The Climate and Environmental Justice Tribunal emerged as a key proposal of the summit — the World People’s Conference on Climate Change and the Rights of Mother Earth — held in Bolivia last week (19-22 April), said to have been attended by more than 31, 000 people (see Bolivian alternative climate conference begins).

The tribunal would have the legal capacity to prevent, prosecute, and punish states, companies and individuals who — by act or omission — are causing environmental contamination and climate change. 

"I think this court is completely feasible. Not only that, it is urgent and indispensable," said Miguel D’Escoto, former president of the UN General Assembly, one of the higher-profile participants at the summit, which was organised for developing countries, NGOs and grassroots organisations after dissatisfaction with the outcome of the UN Copenhagen Climate Change Conference last year (November).

"This is a court at the same level as the international court of war crimes, crimes against humanity and genocide," said the Belgian sociologist, François Houtart, arguing that polluting and causing climate change were also crimes against humanity.

It was argued that the tribunal could harness existing national jurisprudences and international treaties and so would not require any new legislation (see Copenhagen shows the shape of things to come).

"All that is needed is the will from the countries’ governments," said the Argentinian Nobel Peace Prize laureate, Adolfo Pérez Esquivel.

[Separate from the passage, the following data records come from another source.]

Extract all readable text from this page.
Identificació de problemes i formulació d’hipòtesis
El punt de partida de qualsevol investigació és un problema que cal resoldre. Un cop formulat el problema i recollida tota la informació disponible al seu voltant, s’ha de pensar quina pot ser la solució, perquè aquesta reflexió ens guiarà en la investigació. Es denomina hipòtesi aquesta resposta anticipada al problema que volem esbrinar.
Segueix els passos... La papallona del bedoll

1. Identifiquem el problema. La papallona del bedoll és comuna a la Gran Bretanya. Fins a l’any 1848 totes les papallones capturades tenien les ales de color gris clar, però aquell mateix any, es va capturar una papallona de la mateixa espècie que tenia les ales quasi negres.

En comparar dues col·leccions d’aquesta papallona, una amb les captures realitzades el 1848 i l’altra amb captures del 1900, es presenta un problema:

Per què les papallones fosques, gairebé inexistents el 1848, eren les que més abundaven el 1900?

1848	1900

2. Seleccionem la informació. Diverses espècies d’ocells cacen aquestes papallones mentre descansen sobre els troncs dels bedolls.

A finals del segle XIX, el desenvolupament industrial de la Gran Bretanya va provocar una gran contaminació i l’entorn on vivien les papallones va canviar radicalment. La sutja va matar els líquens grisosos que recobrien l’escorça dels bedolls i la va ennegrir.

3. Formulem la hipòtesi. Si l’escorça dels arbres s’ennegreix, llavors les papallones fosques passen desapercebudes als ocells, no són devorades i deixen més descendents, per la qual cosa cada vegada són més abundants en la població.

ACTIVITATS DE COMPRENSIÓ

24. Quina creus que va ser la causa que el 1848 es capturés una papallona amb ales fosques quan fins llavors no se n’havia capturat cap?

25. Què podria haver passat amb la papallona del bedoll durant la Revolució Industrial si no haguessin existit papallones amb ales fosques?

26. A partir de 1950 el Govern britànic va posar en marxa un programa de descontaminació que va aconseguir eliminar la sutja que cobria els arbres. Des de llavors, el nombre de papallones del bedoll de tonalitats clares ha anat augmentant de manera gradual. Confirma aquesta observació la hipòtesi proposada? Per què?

But he conceded that this would require significant social pressure.

To bolster the legal basis of the tribunal the summit agreed a Universal Declaration of the Rights of Mother Earth. The declaration argues for the payment of various debts, such as ‘adaptation debt’, to developing countries for climate damage caused by richer nations.

There will also be a global referendum to find out whether there is consensus over the creation of such a court.

To promote the tribunal, and other initiatives coming out of the summit, Bolivian President Evo Morales will lead the new Global People’s Movement for Mother Earth.

Social movements emerged as the new advocates for environmental protection at the summit, and were looking towards the 16th Climate Change Conference in Cancún, Mexico.

Social groups will march from Panama to the Mexico meeting — funded by some of the 47 governments that officially participated at the summit — and will push developed world governments for commitments to reduce greenhouse gas emissions.